2. Inoculation: mark the bottom of the plate with a marker pen to divide it into two parts, and write the name of the bacterium on each part respectively, take a small amount of bacteria to be tested by the inoculation ring, and spot the center of the opposite part on the surface of the medium, and one of the strains should be Bacillus subtilis do Control bacteria
3. Cultivation: Place the inoculated petri dish in a constant temperature box at 28℃ for 24h.
4. Detection: Remove the plate, open the lid of the petri dish, drop a small amount of iodine solution on the plate, and gently rotate it so that the iodine solution spreads evenly over the whole plate. If a colorless transparent circle appears around the colony, it means that the starch has been hydrolyzed, indicating that the bacterium has the ability to decompose starch. The size of the transparent circle can be used to illustrate the strength of the ability of the test strain to hydrolyze starch.
Second, grease hydrolysis test
1. Put the triangular bottle containing grease medium into boiling water bath to melt, take out and fully oscillate so that the grease is uniformly distributed, then pour it into the sterile petri dish and wait for solidification to form a flat plate.
2. Inoculation: inoculate on both sides of the same petri dish, and one of them is Staphylococcus aureus as a control bacterium. Put in 37℃ constant temperature box culture 24h, take out and observe the color of the plate bacterial moss, if there is a red spot, that is to say that the fat is hydrolyzed, this reaction is a positive reaction. The size of the red spot indicates the strength of the ability of the tested strain to hydrolyze fat.

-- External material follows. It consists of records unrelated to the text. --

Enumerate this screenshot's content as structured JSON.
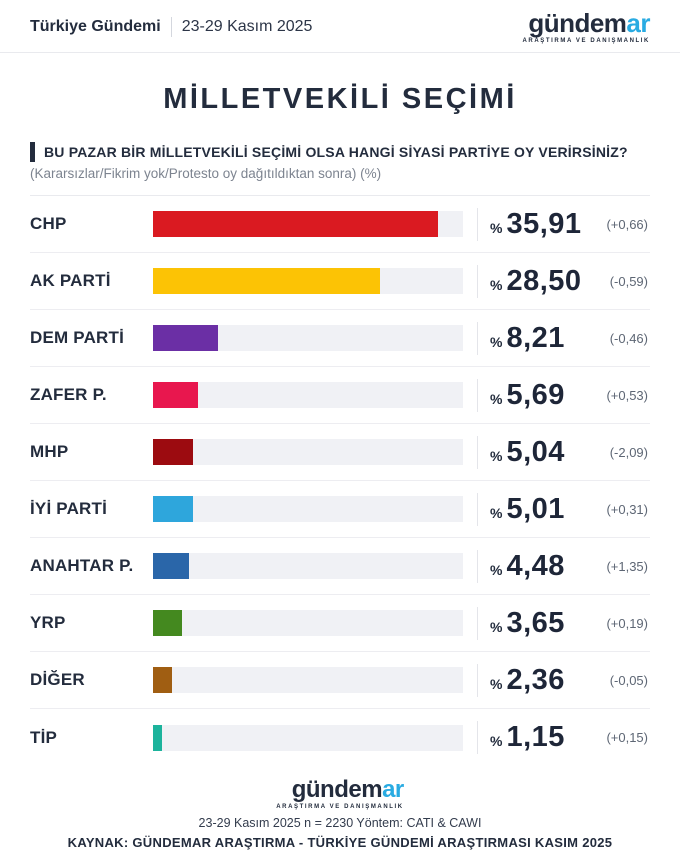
{
  "header": {
    "section_label": "Türkiye Gündemi",
    "date_range": "23-29 Kasım 2025"
  },
  "brand": {
    "name_primary": "gündem",
    "name_accent": "ar",
    "tagline": "ARAŞTIRMA VE DANIŞMANLIK",
    "primary_color": "#232c3d",
    "accent_color": "#29abe2"
  },
  "title": "MİLLETVEKİLİ SEÇİMİ",
  "question": {
    "text": "BU PAZAR BİR MİLLETVEKİLİ SEÇİMİ OLSA HANGİ SİYASİ PARTİYE OY VERİRSİNİZ?",
    "note": "(Kararsızlar/Fikrim yok/Protesto oy dağıtıldıktan sonra) (%)"
  },
  "chart_data": {
    "type": "bar",
    "orientation": "horizontal",
    "unit": "%",
    "percent_sign": "%",
    "axis_max": 39,
    "grid": false,
    "legend": false,
    "categories": [
      "CHP",
      "AK PARTİ",
      "DEM PARTİ",
      "ZAFER P.",
      "MHP",
      "İYİ PARTİ",
      "ANAHTAR P.",
      "YRP",
      "DİĞER",
      "TİP"
    ],
    "values": [
      35.91,
      28.5,
      8.21,
      5.69,
      5.04,
      5.01,
      4.48,
      3.65,
      2.36,
      1.15
    ],
    "changes": [
      0.66,
      -0.59,
      -0.46,
      0.53,
      -2.09,
      0.31,
      1.35,
      0.19,
      -0.05,
      0.15
    ],
    "track_color": "#f0f1f5",
    "parties": [
      {
        "name": "CHP",
        "value": 35.91,
        "value_label": "35,91",
        "change_label": "(+0,66)",
        "color": "#da1a21"
      },
      {
        "name": "AK PARTİ",
        "value": 28.5,
        "value_label": "28,50",
        "change_label": "(-0,59)",
        "color": "#fcc305"
      },
      {
        "name": "DEM PARTİ",
        "value": 8.21,
        "value_label": "8,21",
        "change_label": "(-0,46)",
        "color": "#6b2fa5"
      },
      {
        "name": "ZAFER P.",
        "value": 5.69,
        "value_label": "5,69",
        "change_label": "(+0,53)",
        "color": "#e8174e"
      },
      {
        "name": "MHP",
        "value": 5.04,
        "value_label": "5,04",
        "change_label": "(-2,09)",
        "color": "#9c0b10"
      },
      {
        "name": "İYİ PARTİ",
        "value": 5.01,
        "value_label": "5,01",
        "change_label": "(+0,31)",
        "color": "#2ea6dc"
      },
      {
        "name": "ANAHTAR P.",
        "value": 4.48,
        "value_label": "4,48",
        "change_label": "(+1,35)",
        "color": "#2a66a9"
      },
      {
        "name": "YRP",
        "value": 3.65,
        "value_label": "3,65",
        "change_label": "(+0,19)",
        "color": "#44891f"
      },
      {
        "name": "DİĞER",
        "value": 2.36,
        "value_label": "2,36",
        "change_label": "(-0,05)",
        "color": "#a05e12"
      },
      {
        "name": "TİP",
        "value": 1.15,
        "value_label": "1,15",
        "change_label": "(+0,15)",
        "color": "#1cb39c"
      }
    ]
  },
  "footer": {
    "methodology": "23-29 Kasım 2025 n = 2230 Yöntem: CATI & CAWI",
    "source": "KAYNAK: GÜNDEMAR ARAŞTIRMA - TÜRKİYE GÜNDEMİ ARAŞTIRMASI KASIM 2025"
  }
}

Third, gelatin liquefaction test
1. Inoculation: Use puncture inoculation method to inoculate E. coli or Enterobacter aerogenes in gelatin medium.
2. Cultivation: Put in 20 ℃ thermostat incubator to cultivate for 48h. If the bacteria do not grow in 20 ℃, then it should be put in the optimal temperature for cultivation.
3. Observation of the results: Observe the medium to have or not to have liquefaction and the shape of the liquefaction. Because gelatin solidifies when it is lower than 20℃ and liquefies by itself when it is higher than 25℃, if the bacteria are cultivated at higher than 20℃, the observation should be put in the ice bath, if the gelatin is liquefied by the bacteria, the gelatin won't be solidified again even at low temperature.
IV. litmus buttermilk test
1. Inoculation: Inoculate the sticky milk alkali-producing bacillus and Pseudomonas aeruginosa into litmus buttermilk medium.
2. Cultivation: Cultivate the inoculated test tubes at a constant temperature of 37℃ for 7d, and additionally keep one litmus buttermilk medium without inoculation as a control.
3. Observation of the results: Take out the cultures, and take the test tubes without inoculation of any bacterium as a control, and observe the changes of the growth of the inoculation of different bacterial growths.
V. Methyl red test (M.R. test)
Inoculate E. coli and Aerobacter aerogenes into glucose peptone water medium respectively, incubate at 32℃ for 24h, add a few drops of methyl red indicator and observe the results, those presenting red color will be considered as positive and those presenting yellow color will be considered as negative.